Day After Veterans Day
I agreed to accompany my wife to the American Legion Post in Gurnee for the Veterans Day ceremony. She is a member of a local choral group that was to participate in the community event. As she is recovering from a knee injury I did the driving.
It’s never been easy for me to be conventionally patriotic. The Vietnam War has a lot to do with my difficulty. I barely missed being drafted at the height of the war. Only my poor eyesight prevented me from carrying a M-16. Several years later, a visit to the military hospital at Yokota Japan provided a conclusive argument that war is very bad for living things. There are many things that I love about my country. It’s proclivity for war fills me with inner trembling. Life is tough enough for all of us, without being told to go to some one else’s country and kill those who live there. We all die. Why hasten and intensify the tragedy of a finite lifespan by the abject terror of blood lust and the chaos of kill-or-be-killed? Words fail me.

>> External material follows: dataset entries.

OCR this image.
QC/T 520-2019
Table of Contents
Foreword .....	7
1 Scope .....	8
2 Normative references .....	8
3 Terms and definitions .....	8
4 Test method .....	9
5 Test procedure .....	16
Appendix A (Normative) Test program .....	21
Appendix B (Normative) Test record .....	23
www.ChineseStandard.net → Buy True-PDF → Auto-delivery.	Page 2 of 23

I was moved by the ceremony, by what the Veterans of Post 771 had to say. Here is a photo of the view from my seat in the middle of the room. The veterans are generally speaking, old guys. Then again, so am I. The years have left lines on their faces. The young have no wear lines,–not yet. The men and women in the room were the survivors. By dint of good luck or the compassion of compatriots, etc they are the ones who survived the very worst aspect of human experience. I stood with them before the flag when the national anthem was sung, and then recited the pledge of allegiance to the flag and the country.
I was moved by the recitation of the poem In Flanders Field. The language juxtaposes the Dead with the red poppy field in bloom.

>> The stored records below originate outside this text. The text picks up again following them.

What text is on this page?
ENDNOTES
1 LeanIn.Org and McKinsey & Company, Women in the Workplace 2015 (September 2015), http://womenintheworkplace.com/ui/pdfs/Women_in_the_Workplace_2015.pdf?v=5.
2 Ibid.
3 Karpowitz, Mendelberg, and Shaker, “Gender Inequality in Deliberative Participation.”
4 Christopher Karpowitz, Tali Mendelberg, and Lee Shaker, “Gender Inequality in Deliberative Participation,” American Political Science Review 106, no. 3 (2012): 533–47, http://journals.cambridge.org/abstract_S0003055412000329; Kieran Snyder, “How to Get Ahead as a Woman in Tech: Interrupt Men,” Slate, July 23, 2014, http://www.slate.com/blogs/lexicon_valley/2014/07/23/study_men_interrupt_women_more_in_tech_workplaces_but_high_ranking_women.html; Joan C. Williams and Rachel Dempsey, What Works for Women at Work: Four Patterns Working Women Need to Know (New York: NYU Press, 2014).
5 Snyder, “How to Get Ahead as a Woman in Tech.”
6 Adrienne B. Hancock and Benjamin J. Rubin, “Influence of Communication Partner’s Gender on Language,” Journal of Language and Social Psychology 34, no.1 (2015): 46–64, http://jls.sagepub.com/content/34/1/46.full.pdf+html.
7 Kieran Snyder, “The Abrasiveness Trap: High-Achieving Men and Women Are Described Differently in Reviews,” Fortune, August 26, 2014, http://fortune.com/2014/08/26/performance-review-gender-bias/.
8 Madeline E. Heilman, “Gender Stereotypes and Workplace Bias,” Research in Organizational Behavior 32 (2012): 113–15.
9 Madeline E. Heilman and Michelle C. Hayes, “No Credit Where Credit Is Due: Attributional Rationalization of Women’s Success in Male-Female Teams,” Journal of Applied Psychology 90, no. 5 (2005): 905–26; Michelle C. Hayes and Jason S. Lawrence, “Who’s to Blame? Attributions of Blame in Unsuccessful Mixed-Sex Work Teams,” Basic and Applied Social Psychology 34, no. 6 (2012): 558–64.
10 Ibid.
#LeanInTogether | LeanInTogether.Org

“We are the Dead. Short days ago we lived, felt dawn, saw sunset glow. loved and were loved, and now we lie in Flanders fields.”
The following line is an appeal to the living to take up the quarrel of the dead with the foe. With that line I take issue. The work of peace is more productive than the work of war. It’s like having to choose between the red pill and the blue pill. Take the blue pill and march in lockstep with everyone else — killing whoever the politicians tell you to kill. Take the red pill and wake up to the true nature of our humanity, to our insecurity, our temptation to eliminate “our problem” by killing someone who has a different point of view. Work to avoid the holocaust of war. Our choice.
All of the words said at the ceremony were meaningful to me. I felt part of this community, and a part of this troubled nation, here and now in November of 2017. I remembered other Veterans that I have known and presently know. My father, who was an aircraft mechanic in the Air Force, Jonathan who is a coworker, Sam a friend who is recovering from combat in Afghanistan, and others.
There is a impressive WWII heavy battle tank displayed by Grand Avenue on the grounds of American Legion Post 771. The faces of veteran members of the post seemed more poignant, worth photographing as a memory of this place –than the old tank.
2 thoughts on “Day After Veterans Day”
Very well stated. Since I too was very close to being drafted, it took me years to even begin coming to grips with Vietnam. Finally someone gave me Tim O’Brien’s book, The Things They Carry which helped a great deal. Your post reminds me of Buffy Saint Marie’s song, Universal Soldier, the lyrics of which are below:
He’s five foot-two, and he’s six feet-four,
He fights with missiles and with spears.
He’s all of thirty-one, and he’s only seventeen,
Been a soldier for a thousand years.
He’a a Catholic, a Hindu, an Atheist, a Jain,
A Buddhist and a Baptist and a Jew.
And he knows he shouldn’t kill,
And he knows he always will,
Kill you for me my friend and me for you.
And he’s fighting for Canada,
He’s fighting for France,
He’s fighting for the USA,
And he’s fighting for the Russians,
And he’s fighting for Japan,
And he thinks we’ll put an end to war this way.
And he’s fighting for Democracy,
He’s fighting for the Reds,
He says it’s for the peace of all.
He’s the one who must decide,
Who’s to live and who’s to die,
And he never sees the writing on the wall.
But without him,
How would Hitler have condemned him at Dachau?
Without him Caesar would have stood alone,
He’s the one who gives his body
As a weapon of the war,
And without him all this killing can’t go on.
He’s the Universal Soldier and he really is to blame,
His orders come from far away no more,
They come from here and there and you and me,
And brothers can’t you see,
This is not the way we put the end to war.
The lyric is a well stated truth. Perhaps the more we celebrate life, the less we will be seduced into honoring war.